Deux risques sont à prendre en compte selon les référentiels Géorisques/BRGM. Le risque inondation est avéré sur la commune. Cela ne signifie pas que l'ensemble du territoire est concerné, mais qu'une partie des parcelles peut être en zone inondable. L'impact pour un acheteur est direct : un bien en zone inondable peut être plus difficile à revendre, nécessite une assurance spécifique, et peut être soumis à des contraintes de travaux. Il est impératif de consulter l'État des Risques et Pollutions (ERP) à l'échelle de la parcelle concernée -- ce document doit être fourni par le vendeur lors de toute transaction. Le risque sismique est classé en zone 2 (faible), ce qui impose quelques règles constructives sur les bâtiments neufs mais ne constitue pas un risque majeur pour le parc existant. Le risque retrait-gonflement des argiles (RGA) n'est pas signalé, ce qui est un point positif pour la stabilité des fondations. En résumé : le risque inondation est le seul point de vigilance réel.
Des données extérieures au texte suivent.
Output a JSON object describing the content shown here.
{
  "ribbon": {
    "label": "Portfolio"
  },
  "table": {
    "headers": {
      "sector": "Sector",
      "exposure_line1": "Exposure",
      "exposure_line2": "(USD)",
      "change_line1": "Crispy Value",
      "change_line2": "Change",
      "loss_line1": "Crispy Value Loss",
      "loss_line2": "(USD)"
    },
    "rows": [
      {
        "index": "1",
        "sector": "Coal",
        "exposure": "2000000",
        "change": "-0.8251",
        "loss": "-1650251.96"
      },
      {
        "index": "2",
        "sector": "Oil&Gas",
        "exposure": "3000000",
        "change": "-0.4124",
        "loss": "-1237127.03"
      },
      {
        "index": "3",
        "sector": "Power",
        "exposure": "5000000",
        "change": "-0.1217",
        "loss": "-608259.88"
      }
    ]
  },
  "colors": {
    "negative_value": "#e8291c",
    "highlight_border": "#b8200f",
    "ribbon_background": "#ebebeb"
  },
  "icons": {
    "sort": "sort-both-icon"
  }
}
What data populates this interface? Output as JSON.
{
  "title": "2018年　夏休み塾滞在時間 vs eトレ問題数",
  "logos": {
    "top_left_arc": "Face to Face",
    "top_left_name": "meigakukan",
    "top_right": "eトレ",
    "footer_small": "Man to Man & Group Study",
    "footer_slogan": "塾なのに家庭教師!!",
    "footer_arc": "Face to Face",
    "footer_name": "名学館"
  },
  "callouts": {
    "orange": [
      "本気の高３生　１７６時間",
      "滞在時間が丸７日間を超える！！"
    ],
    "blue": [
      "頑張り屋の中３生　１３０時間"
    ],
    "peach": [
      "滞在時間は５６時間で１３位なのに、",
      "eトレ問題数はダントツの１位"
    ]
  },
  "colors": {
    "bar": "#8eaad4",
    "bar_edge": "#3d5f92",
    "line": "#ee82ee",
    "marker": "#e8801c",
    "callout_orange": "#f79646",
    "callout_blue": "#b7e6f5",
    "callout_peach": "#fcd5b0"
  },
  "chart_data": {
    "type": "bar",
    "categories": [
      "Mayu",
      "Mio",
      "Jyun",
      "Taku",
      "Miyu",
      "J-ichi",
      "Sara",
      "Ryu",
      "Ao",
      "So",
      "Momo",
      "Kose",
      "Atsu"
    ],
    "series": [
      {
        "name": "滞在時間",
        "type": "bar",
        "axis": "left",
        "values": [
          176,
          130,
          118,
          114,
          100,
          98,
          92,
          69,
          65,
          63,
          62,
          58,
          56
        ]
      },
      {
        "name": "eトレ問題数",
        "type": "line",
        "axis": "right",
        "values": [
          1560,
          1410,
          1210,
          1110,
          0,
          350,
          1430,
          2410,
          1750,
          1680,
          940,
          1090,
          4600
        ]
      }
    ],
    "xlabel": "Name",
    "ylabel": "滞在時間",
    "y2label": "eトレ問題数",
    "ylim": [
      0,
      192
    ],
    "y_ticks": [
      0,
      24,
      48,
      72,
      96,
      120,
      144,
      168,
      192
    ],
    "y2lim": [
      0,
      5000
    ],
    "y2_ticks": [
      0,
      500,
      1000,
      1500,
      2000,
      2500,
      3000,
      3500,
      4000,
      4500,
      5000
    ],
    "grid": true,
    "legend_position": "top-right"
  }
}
Il doit être vérifié parcelle par parcelle via le portail Géorisques (georisques.gouv.fr) avant toute offre d'achat, car il peut affecter la valeur et l'assurabilité du bien.
Quelle est la performance énergétique des logements à Bruay-la-Buissière ?
Sur les 5 584 logements disposant d'un DPE enregistré auprès de l'ADEME, 7,2 % sont des passoires thermiques classées F ou G. Cela représente environ 400 logements légalement contraints dans les années à venir. Pour mémoire, les logements classés G sont déjà interdits à la location depuis janvier 2025 ; les F le seront en 2028 ; les E en 2034. La consommation moyenne constatée est de 189 kWh/m2/an, ce qui correspond globalement à une classe D -- un niveau moyen, ni alarmant ni bon. Le parc de Bruay-la-Buissière est majoritairement constitué de maisons anciennes de l'ère minière, réputées énergivores par leur construction. Le DPE est donc un critère de sélection critique ici, et pas seulement réglementaire. Une passoire thermique à Bruay-la-Buissière cumule trois handicaps : une décote à l'achat (justifiée), un coût de rénovation à intégrer au budget, et une interdiction à la location qui ferme la porte à la flexibilité locative. Dans un marché déjà baissier et détendu, un bien mal classé sera encore plus difficile à revendre. À l'inverse, un bien classé C ou D dans ce parc est un actif relativement rare et mérite une prime. Systématiquement, demandez le DPE complet (pas seulement la lettre mais le détail des postes de déperdition) avant de faire une offre.
Vivre à Bruay-la-Buissière : services, démographie et contexte social ?
Les scores d'équipements sont unanimement maximaux : 100/100 en transports, éducation, santé et commerce. Pour une ville de 21 400 habitants dans le Pas-de-Calais, cela traduit une offre de services publics et privés dense, héritée en partie du statut de ville-centre d'un bassin de vie. Sur le plan des déplacements, le score transport à 100 est un atout concret pour les ménages sans voiture ou souhaitant limiter leurs coûts de mobilité. Le tableau socio-économique est en revanche contrasté et il serait malhonnête de ne pas le nommer clairement. Le taux de pauvreté atteint 28,9 % (source INSEE/IRIS), le taux de chômage 22,9 %, et le revenu médian 17 536 EUR/an -- des indicateurs très en-dessous des moyennes nationales (taux de pauvreté national autour de 14 %, chômage autour de 7 %). La population est en recul de 1,84 % sur cinq ans, une décroissance lente mais continue. Pour un acheteur en résidence principale, ces données n'invalident pas un projet de vie à Bruay-la-Buissière -- elles demandent simplement d'être regardées en face. La ville offre des services complets à des prix immobiliers bas ; en contrepartie, le tissu économique local est fragile, ce qui pèse sur la dynamique de marché et la demande future. Pour un investisseur, ce contexte socio-économique renforce les mises en garde sur la solvabilité locative déjà évoquées. Le score de localisation (61/100) et de sécurité (60/100) sont dans une fourchette moyenne -- ni rédhibitoires ni rassurants, et à interpréter à l'échelle des quartiers, que seule une visite terrain permet de qualifier.